Big data is a term used for large data sets that include structured, semi-structured, and unstructured data.
Organizations first started storing and analyzing data in the '70s with the help of relational databases. However, the proliferation of the internet in the early 2000s lead to a huge surge in generated data by way of social media and video and audio streaming. This data is characterized as being large in volume that is generated at very high speeds. Furthermore, it is a mixture of structured and unstructured data. Roger Mougalas coined the term big data in 2005 to describe such large data sets that can't be processed by traditional analytical tools, such as relational databases.
How is Big Data Different From Usual Data?
Big data is characterized by three Vs, which differentiate it from data of the pre-internet days. These are:
- Volume: The widespread use of the internet has resulted in huge volumes of low-density data being produced every minute.
- Velocity: The huge volume of data is being produced really quickly. According to estimates, around 1.5MB of data is produced every minute.
- Variety: Data is generated from all sorts of sources, such as video streams, Twitter feeds, text, and audio streams. It is, largely, unstructured data in several different formats, which needs to be transformed before it can be analyzed.
What are the Challenges of Big Data?
In order to fetch insights and trends from big data, it first needs to be integrated into a central data repository. However, since big data includes data in several different formats, a key challenge is to transform the data into a common language, before it is loaded into the repository. ETL tools can help solve that problem.
The next challenge is to analyze thousands of petabytes of data at scale. Open-source frameworks, such as Apache Hadoop, allow analyses of distributed data sets on clusters of computers, concurrently.
How Can I Use Big Data?
Organizations, today, have access to a whole bunch of information on consumer behavior and usage pattern from different data sources. When analyzed correctly, big data can unearth trends and insights that can help enterprises take key business decisions. Some of the challenges that big data can help solve are:
- New product development: With the help of data from social media, user surveys, and social listening, companies can predict new product segments. It can also be used by media houses to identify emerging artists and trends in music, films, and fashion.

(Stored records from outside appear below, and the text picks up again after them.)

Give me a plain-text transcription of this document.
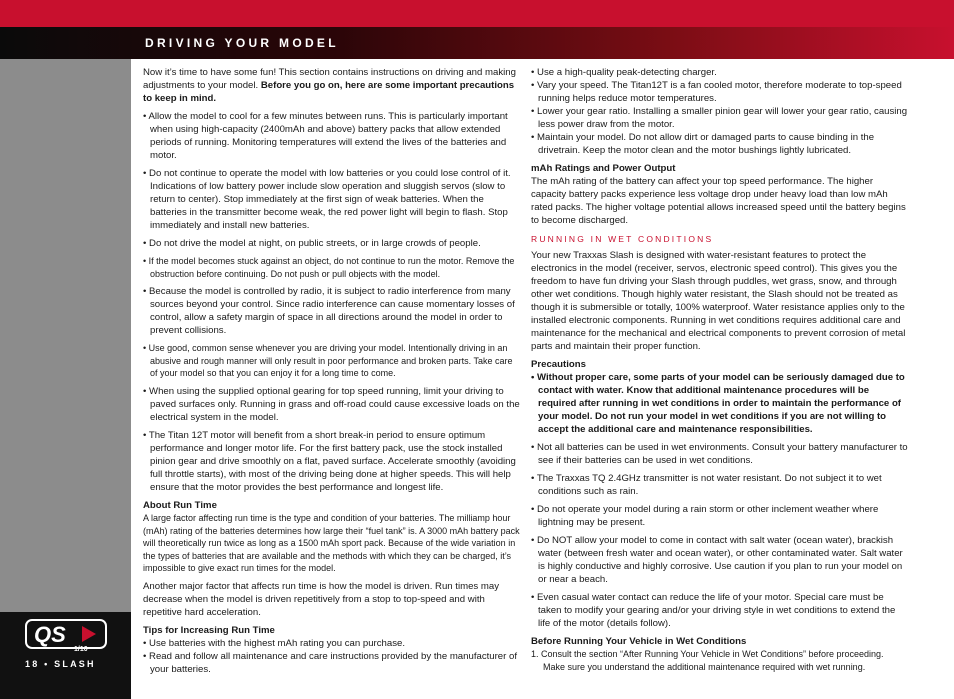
DRIVING YOUR MODEL
QS
1/10
18 • SLASH

Now it’s time to have some fun! This section contains instructions on driving and making adjustments to your model. Before you go on, here are some important precautions to keep in mind.

• Allow the model to cool for a few minutes between runs. This is particularly important when using high-capacity (2400mAh and above) battery packs that allow extended periods of running. Monitoring temperatures will extend the lives of the batteries and motor.

• Do not continue to operate the model with low batteries or you could lose control of it. Indications of low battery power include slow operation and sluggish servos (slow to return to center). Stop immediately at the first sign of weak batteries. When the batteries in the transmitter become weak, the red power light will begin to flash. Stop immediately and install new batteries.

• Do not drive the model at night, on public streets, or in large crowds of people.

• If the model becomes stuck against an object, do not continue to run the motor. Remove the obstruction before continuing. Do not push or pull objects with the model.

• Because the model is controlled by radio, it is subject to radio interference from many sources beyond your control. Since radio interference can cause momentary losses of control, allow a safety margin of space in all directions around the model in order to prevent collisions.

• Use good, common sense whenever you are driving your model. Intentionally driving in an abusive and rough manner will only result in poor performance and broken parts. Take care of your model so that you can enjoy it for a long time to come.

• When using the supplied optional gearing for top speed running, limit your driving to paved surfaces only. Running in grass and off-road could cause excessive loads on the electrical system in the model.

• The Titan 12T motor will benefit from a short break-in period to ensure optimum performance and longer motor life. For the first battery pack, use the stock installed pinion gear and drive smoothly on a flat, paved surface. Accelerate smoothly (avoiding full throttle starts), with most of the driving being done at higher speeds. This will help ensure that the motor provides the best performance and longest life.

About Run Time

A large factor affecting run time is the type and condition of your batteries. The milliamp hour (mAh) rating of the batteries determines how large their “fuel tank” is. A 3000 mAh battery pack will theoretically run twice as long as a 1500 mAh sport pack. Because of the wide variation in the types of batteries that are available and the methods with which they can be charged, it’s impossible to give exact run times for the model.

Another major factor that affects run time is how the model is driven. Run times may decrease when the model is driven repetitively from a stop to top-speed and with repetitive hard acceleration.

Tips for Increasing Run Time

• Use batteries with the highest mAh rating you can purchase.

• Read and follow all maintenance and care instructions provided by the manufacturer of your batteries.

• Use a high-quality peak-detecting charger.

• Vary your speed. The Titan12T is a fan cooled motor, therefore moderate to top-speed running helps reduce motor temperatures.

• Lower your gear ratio. Installing a smaller pinion gear will lower your gear ratio, causing less power draw from the motor.

• Maintain your model. Do not allow dirt or damaged parts to cause binding in the drivetrain. Keep the motor clean and the motor bushings lightly lubricated.

mAh Ratings and Power Output

The mAh rating of the battery can affect your top speed performance. The higher capacity battery packs experience less voltage drop under heavy load than low mAh rated packs. The higher voltage potential allows increased speed until the battery begins to become discharged.

RUNNING IN WET CONDITIONS

Your new Traxxas Slash is designed with water-resistant features to protect the electronics in the model (receiver, servos, electronic speed control). This gives you the freedom to have fun driving your Slash through puddles, wet grass, snow, and through other wet conditions. Though highly water resistant, the Slash should not be treated as though it is submersible or totally, 100% waterproof. Water resistance applies only to the installed electronic components. Running in wet conditions requires additional care and maintenance for the mechanical and electrical components to prevent corrosion of metal parts and maintain their proper function.

Precautions

• Without proper care, some parts of your model can be seriously damaged due to contact with water. Know that additional maintenance procedures will be required after running in wet conditions in order to maintain the performance of your model. Do not run your model in wet conditions if you are not willing to accept the additional care and maintenance responsibilities.

• Not all batteries can be used in wet environments. Consult your battery manufacturer to see if their batteries can be used in wet conditions.

• The Traxxas TQ 2.4GHz transmitter is not water resistant. Do not subject it to wet conditions such as rain.

• Do not operate your model during a rain storm or other inclement weather where lightning may be present.

• Do NOT allow your model to come in contact with salt water (ocean water), brackish water (between fresh water and ocean water), or other contaminated water. Salt water is highly conductive and highly corrosive. Use caution if you plan to run your model on or near a beach.

• Even casual water contact can reduce the life of your motor. Special care must be taken to modify your gearing and/or your driving style in wet conditions to extend the life of the motor (details follow).

Before Running Your Vehicle in Wet Conditions

1. Consult the section “After Running Your Vehicle in Wet Conditions” before proceeding. Make sure you understand the additional maintenance required with wet running.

- Forecasting: With the help of sensors and historical data, manufacturing firms can predict equipment failure and engage in proactive maintenance. This can help them optimize maintenance costs and increase equipment uptime. Big data can also be used for financial forecasting, among other things.
- Fraud detection: Banks and financial institutions increasingly use big data to identify fraudulent transactions. It is also used by enterprises for bot detection.
- Machine learning: Big data forms the backbone for machine learning algorithms, which have a whole host of applications, including image and voice recognition, video surveillance, and traffic predictions, among other things.